After a few weeks away, I returned to my office and started up Thunderbird, which I use to keep track of RSS feeds. This is what I found:
Bayerischer Multimediaserver. This includes two feeds and appears to be quite active. Most of the digitalized works are from the eighteenth to twentieth centuries, however. As with many of these RSS feeds, it would be nice if the libraries would provide feeds for specific centuries.
Berlin. August is a slow month. Over twice as many titles will sometimes appear on a single day. Again, most of the items are from the eighteenth to twentieth centuries, but some of the World War One-era items are fascinating and unique, and I've used them in teaching, so a little variety can be useful.
BSB München. One of the largest and most active projects, with a large fraction of the digitalized items from the sixteenth century.
Darmstadt Inkunabeln. This came as a surprise. I had expected this project to be already completed, or to produce only a few items, but it turns out to be quite active. And every single one is from the fifteenth century.
dilibri Rheinland-Pfalz. This is my new favorite project, with nearly all of its digitalizations from the sixteenth century. Like several other RSS feeds, it appears to have a limit of the fifty most recent items. I wish this were set higher.
e-rara.ch. Most of the works here fall within the broad discipline of the history of science, with perhaps a majority from the eighteenth and nineteenth centuries. RSS limit of fifty.
Halle. What I like about the Uni Halle RSS feed is that it only includes works from the sixteenth century. They provide feeds for later centuries and specific types of material as well. RSS limit of fifty.
Heidelberg - Druckschriften. I've given this one a misleading name, as I also include their RSS feed for manuscripts. The Heidelberg manuscripts are quite interesting, but at the moment the printed works are dominated by auction catalogs and nineteenth-century art historical journals. I assume the focus changes as the digitalization proceeds. I like the high RSS limit.
SLUB Dresden. Like e-rara.ch, it also appears to be strong in history of science, and perhaps with an emphasis on the eighteenth century. RSS limit of fifty. One issue with the Dresden RSS feed is that I only get OAI locators through Thunderbird, which doesn't know how to turn them into URLs. A different RSS reader might not have the same problem, but with Thunderbird, I have to check the SLUB Dresden website if I come across a promising title.
ULB Düsseldorf. RSS limit of fifty. At the moment, most of the digitalized works are nineteenth-century Gymnasium programs, which often contain scholarly articles in the humanities. Another recent digitalized item is Bartholomäus Ghotan's 1492 Lübeck edition of Birgitta's Revelationes.
Uni Augsburg, Uni München. Nothing. Either they have both paused work in August, or their digitalization projects are complete, or no longer active.
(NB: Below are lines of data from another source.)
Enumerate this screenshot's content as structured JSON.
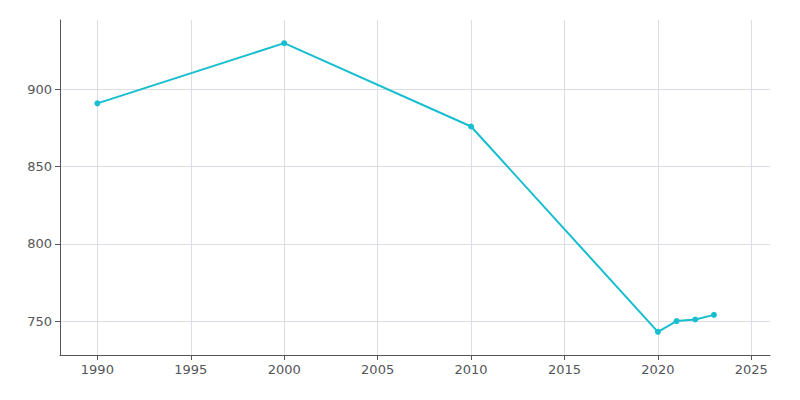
{
  "chart_data": {
    "type": "line",
    "x": [
      1990,
      2000,
      2010,
      2020,
      2021,
      2022,
      2023
    ],
    "values": [
      891,
      930,
      876,
      743,
      750,
      751,
      754
    ],
    "color": "#17becf",
    "marker": "circle",
    "xlim": [
      1988,
      2026
    ],
    "ylim": [
      728,
      945
    ],
    "xticks": [
      1990,
      1995,
      2000,
      2005,
      2010,
      2015,
      2020,
      2025
    ],
    "yticks": [
      750,
      800,
      850,
      900
    ],
    "grid": true
  }
}
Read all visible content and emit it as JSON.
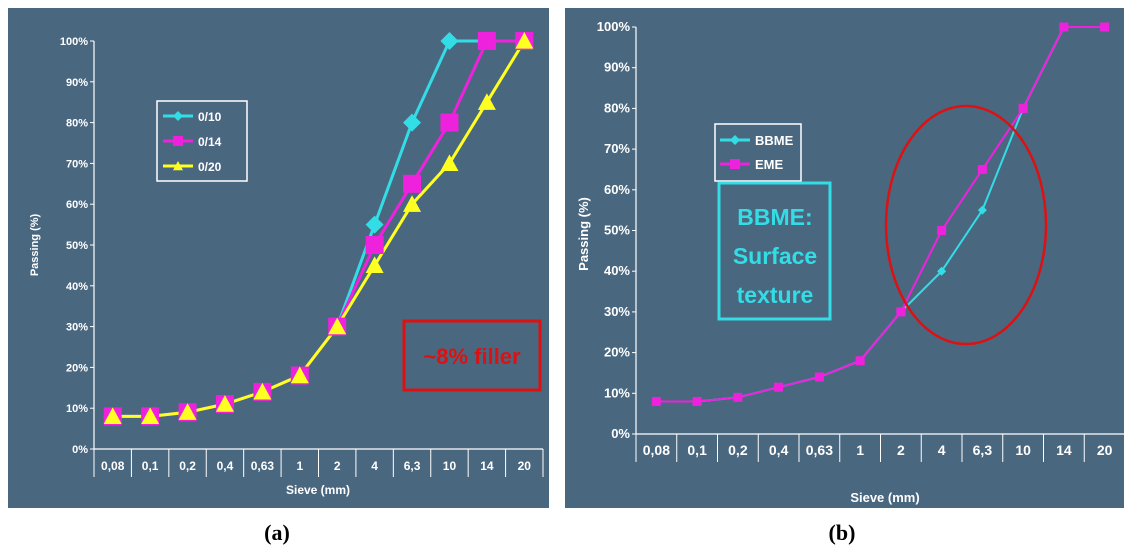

Wolfenbüttel. It appears to have a low RSS limit of twenty. Wolfebüttel focuses on digitalization of seventeenth-century editions, but works from earlier centuries turn up periodically as well.
Several of these libraries do provide more specific thematic RSS feeds, but I subscribed to the ones that best match my own research interests. People with different interests are going to be more enthusiastic about some RSS feeds and less enthusiastic about others. Compared to the way things were a few years ago, however, every day is Christmas. I can browse as many titles in a few minutes in my office as I could on one of those rare occasions when I had physical access to the card catalog of a major German research library.
Expect the numbers of 18th century prints to rise, because German libraries are starting "VD 18", the successor project to the mass digitisation of 16th and 17th century prints.